Working Girls: Gender Play as Survival in ‘Crimes of Passion’ [FINAL GIRL FASHION]
There’s nothing more seductive than feeling good in your own skin. That is, unless you get to step into someone else’s for a while. At the very least, that’s the main thesis of Ken Russell’s horny horror movie Crimes of Passion, a film that has a, well, firm grasp on exactly how transformative clothing, or a lack thereof, can have on one’s psyche.
The lead of Crimes of Passion is a woman who goes by two names. By day, she’s Joanna Crane, an androgynously dressed office worker who lives for a good pantsuit and tie. By night, she’s China Blue, a wig-wearing sex worker with a closet full of costumes for transforming her into the woman of her latest client’s wet dreams.
LIVING IN A MATERIAL WORLD
While China Blue can be many things—ranging from a beauty queen to a nun to an S&M goddess—Joanna Crane appears to be just one. She is, in her dress and her attitude, the very model of the ‘80s working woman we’d see further embodied in other films of the era like Working Girl and Baby Boom.
Men who work with Joanna call her difficult, and unwilling to interact with them, as she often keeps to herself or other women in the office. She is closed off mind and body, every inch of her torso covered in professionally appropriate attire that confirms that she indeed does wear the pants in whatever space she’s in.
While she barely wears pants as China Blue, Joanna clearly takes power from the reverse gender play that comes with this other role she has carved out for herself. Concealing her dirty blonde bob with a platinum wig and smearing her eyes with blue eyeshadow begins her transformation from “frigid bitch” to fearless freak, allowing her to step away from her daytime persona and into the night. In the office, she walks with purpose, but on the streets she strolls playfully, daring anyone and everyone to gawk at her.
If Joanna acted this way at work, she’d be judged in a whole other way, not taken seriously despite her obvious ambition (see also: Dolly Parton as Doralee in 9 to 5). But at this other job, it’s a power move, a neon sign telling people that she is, well, open for business.
Crimes of Passion doesn’t explicitly tell us this while it’s busy wasting time with an unhappy husband who becomes obsessed with China (and later Joanna). But it’s safe to say that Joanna, as smart and capable as she appears, knows exactly what she’s doing with her various acts of gender play. After all, she works at a fashion design house, spending her daytime hours dreaming up things for others to wear.

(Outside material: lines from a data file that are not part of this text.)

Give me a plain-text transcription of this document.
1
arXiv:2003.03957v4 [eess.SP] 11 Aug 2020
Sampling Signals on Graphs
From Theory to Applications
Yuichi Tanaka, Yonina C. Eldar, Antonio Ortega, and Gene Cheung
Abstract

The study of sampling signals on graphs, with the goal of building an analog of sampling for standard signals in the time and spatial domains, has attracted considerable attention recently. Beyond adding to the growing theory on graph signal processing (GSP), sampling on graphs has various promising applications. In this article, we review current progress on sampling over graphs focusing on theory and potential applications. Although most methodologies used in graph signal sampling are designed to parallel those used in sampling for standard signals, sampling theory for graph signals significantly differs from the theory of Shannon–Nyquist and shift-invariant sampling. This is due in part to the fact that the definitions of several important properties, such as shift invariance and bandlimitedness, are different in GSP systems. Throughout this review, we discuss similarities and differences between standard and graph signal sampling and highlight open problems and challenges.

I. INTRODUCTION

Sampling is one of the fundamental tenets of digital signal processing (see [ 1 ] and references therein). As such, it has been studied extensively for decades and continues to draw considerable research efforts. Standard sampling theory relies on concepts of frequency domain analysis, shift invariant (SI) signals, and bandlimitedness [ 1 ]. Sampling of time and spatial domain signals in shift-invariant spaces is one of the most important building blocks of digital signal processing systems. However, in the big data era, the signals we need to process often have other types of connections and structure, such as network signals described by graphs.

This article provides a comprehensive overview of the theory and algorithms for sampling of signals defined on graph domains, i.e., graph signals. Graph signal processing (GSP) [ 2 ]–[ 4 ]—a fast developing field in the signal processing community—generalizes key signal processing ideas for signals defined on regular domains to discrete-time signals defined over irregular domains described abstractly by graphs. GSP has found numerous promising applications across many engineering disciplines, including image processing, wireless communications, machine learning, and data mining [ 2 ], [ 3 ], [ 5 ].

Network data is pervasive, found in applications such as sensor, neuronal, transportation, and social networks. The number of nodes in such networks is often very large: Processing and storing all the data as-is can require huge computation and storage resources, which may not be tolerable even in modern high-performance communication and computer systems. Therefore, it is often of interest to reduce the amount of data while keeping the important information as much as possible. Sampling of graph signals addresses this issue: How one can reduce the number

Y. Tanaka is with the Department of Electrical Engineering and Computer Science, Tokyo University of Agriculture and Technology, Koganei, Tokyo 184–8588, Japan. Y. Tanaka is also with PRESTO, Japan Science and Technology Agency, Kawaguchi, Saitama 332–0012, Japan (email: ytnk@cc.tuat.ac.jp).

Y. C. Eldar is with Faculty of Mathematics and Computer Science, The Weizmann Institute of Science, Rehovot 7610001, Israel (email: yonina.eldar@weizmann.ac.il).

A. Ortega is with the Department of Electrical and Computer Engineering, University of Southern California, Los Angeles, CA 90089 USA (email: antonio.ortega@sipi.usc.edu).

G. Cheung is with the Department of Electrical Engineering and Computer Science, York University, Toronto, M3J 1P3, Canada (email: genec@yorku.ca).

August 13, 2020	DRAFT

Whether dressed as Joanna or as China, this woman is a master manipulator, imagining what might fulfill her client’s masturbatory fantasies before they can conceive of them. She’s literally got panties in every color and a killer sense of style ready to put into action.

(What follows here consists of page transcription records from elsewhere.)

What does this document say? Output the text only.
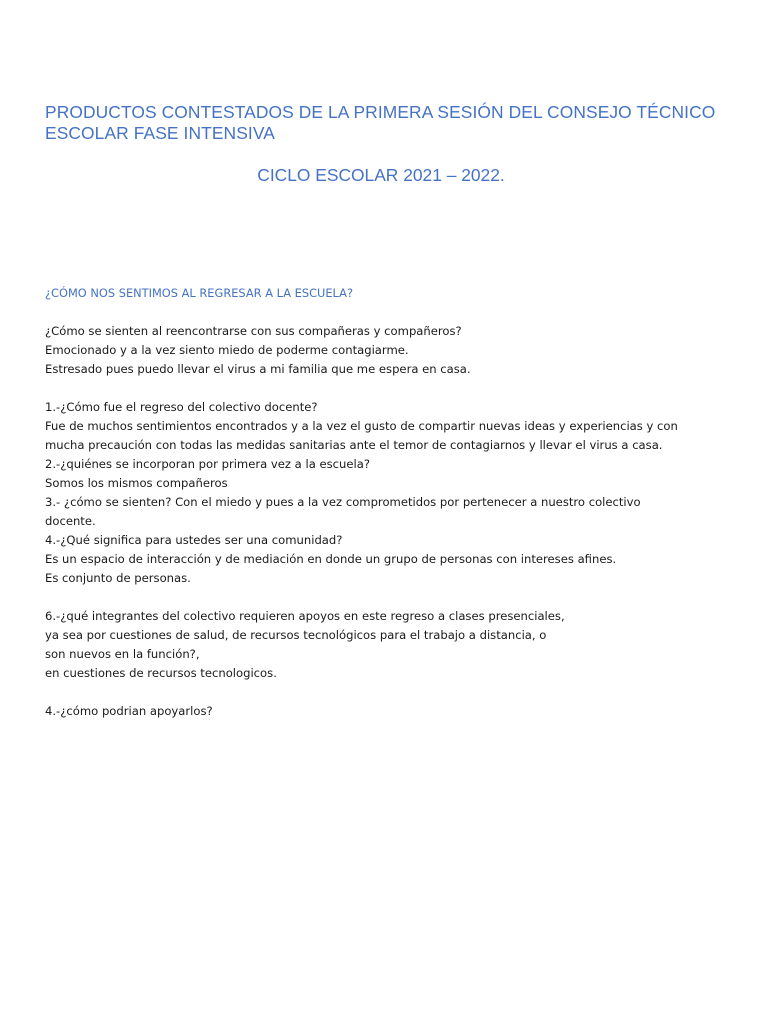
PRODUCTOS CONTESTADOS DE LA PRIMERA SESIÓN DEL CONSEJO TÉCNICO
ESCOLAR FASE INTENSIVA
CICLO ESCOLAR 2021 – 2022.
¿CÓMO NOS SENTIMOS AL REGRESAR A LA ESCUELA?
¿Cómo se sienten al reencontrarse con sus compañeras y compañeros?
Emocionado y a la vez siento miedo de poderme contagiarme.
Estresado pues puedo llevar el virus a mi familia que me espera en casa.
1.-¿Cómo fue el regreso del colectivo docente?
Fue de muchos sentimientos encontrados y a la vez el gusto de compartir nuevas ideas y experiencias y con
mucha precaución con todas las medidas sanitarias ante el temor de contagiarnos y llevar el virus a casa.
2.-¿quiénes se incorporan por primera vez a la escuela?
Somos los mismos compañeros
3.- ¿cómo se sienten? Con el miedo y pues a la vez comprometidos por pertenecer a nuestro colectivo
docente.
4.-¿Qué significa para ustedes ser una comunidad?
Es un espacio de interacción y de mediación en donde un grupo de personas con intereses afines.
Es conjunto de personas.
6.-¿qué integrantes del colectivo requieren apoyos en este regreso a clases presenciales,
ya sea por cuestiones de salud, de recursos tecnológicos para el trabajo a distancia, o
son nuevos en la función?,
en cuestiones de recursos tecnologicos.
4.-¿cómo podrian apoyarlos?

EXPRESS WHAT YOU GOT, BABY, READY OR NOT
Joanna’s whip smart business savvy is what attracts two specific men: former quarterback Bobby (John Laughlin, the poor man’s Michael Schoeffling) and Reverend Peter Shayne (Anthony Perkins). Yes, China has many men on her recurring roster, but these two make a special mark as they see past her flirtatious facade in different ways. Bobby wants to get to know Joanna, while the reverend thinks he already does, his radar for fellow freaks going into overdrive whenever he sees her out on the town.
Like Joanna, Reverend Peter Shayne has many sides. One minute he’s in full salvation mode, claiming he can “save your soul, whore!” The next minute he’s pulling out a bag full of sex toys that could literally kill you. In fact, he could be classified as a serial killer, seeing as he murders several other sex workers on screen before coming for the object of his obsessions.

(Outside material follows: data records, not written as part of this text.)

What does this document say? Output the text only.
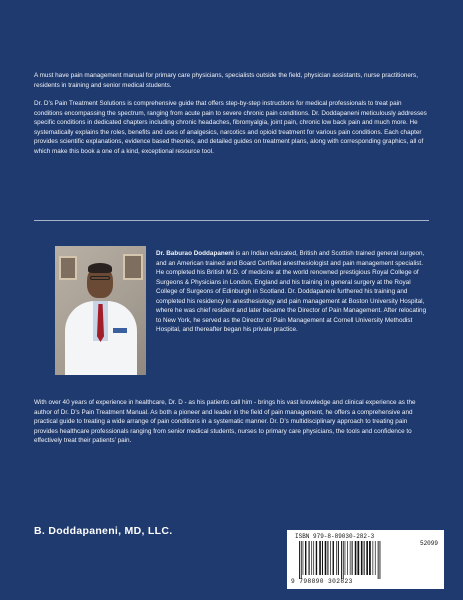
A must have pain management manual for primary care physicians, specialists outside the field, physician assistants, nurse practitioners, residents in training and senior medical students.

Dr. D’s Pain Treatment Solutions is comprehensive guide that offers step-by-step instructions for medical professionals to treat pain conditions encompassing the spectrum, ranging from acute pain to severe chronic pain conditions. Dr. Doddapaneni meticulously addresses specific conditions in dedicated chapters including chronic headaches, fibromyalgia, joint pain, chronic low back pain and much more. He systematically explains the roles, benefits and uses of analgesics, narcotics and opioid treatment for various pain conditions. Each chapter provides scientific explanations, evidence based theories, and detailed guides on treatment plans, along with corresponding graphics, all of which make this book a one of a kind, exceptional resource tool.

Dr. Baburao Doddapaneni is an Indian educated, British and Scottish trained general surgeon, and an American trained and Board Certified anesthesiologist and pain management specialist. He completed his British M.D. of medicine at the world renowned prestigious Royal College of Surgeons & Physicians in London, England and his training in general surgery at the Royal College of Surgeons of Edinburgh in Scotland. Dr. Doddapaneni furthered his training and completed his residency in anesthesiology and pain management at Boston University Hospital, where he was chief resident and later became the Director of Pain Management. After relocating to New York, he served as the Director of Pain Management at Cornell University Methodist Hospital, and thereafter began his private practice.

With over 40 years of experience in healthcare, Dr. D - as his patients call him - brings his vast knowledge and clinical experience as the author of Dr. D’s Pain Treatment Manual. As both a pioneer and leader in the field of pain management, he offers a comprehensive and practical guide to treating a wide arrange of pain conditions in a systematic manner. Dr. D’s multidisciplinary approach to treating pain provides healthcare professionals ranging from senior medical students, nurses to primary care physicians, the tools and confidence to effectively treat their patients’ pain.

B. Doddapaneni, MD, LLC.	ISBN 979-8-89030-282-3
52099
9 798890 302823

While Peter clearly has not found a way to safely channel his innermost desires, Joanna has, a fact that enrages the so-called man of god. As the film’s finale makes clear, he wants nothing more than to be as free as Joanna, wearing her signature China Blue dress and wig after begging her to kill him with his “Superman” vibrator.
In a way, it’s a happy ending for Peter, as he dies as he might have liked to live. But you have to wonder how many lives might have been saved if Peter had the courage to live his truth, even part-time.
We don’t technically see what happens to Joanna after her final run-in with Peter as the film ends with Bobby in group therapy, where he reveals he’s now in a relationship with her. Given this information and an earlier scene where Joanna as China refuses to have sex with a dying man, we can only assume that her days of sex work are over. I just hope she brought her closet full of goodies home for her and Bobby (and whomever else) to play with.
Crimes of Passion is a challenging film in many ways, controversial in its time for its unflinching sexuality which almost got it an X rating. But part of what likely upset audiences in 1984 and may still irk people in 2023 is that it gets to the heart of an eternal truth: censorship—whether internal or external—is a stone cold killer. Wearing and doing what you want is the only way to survive.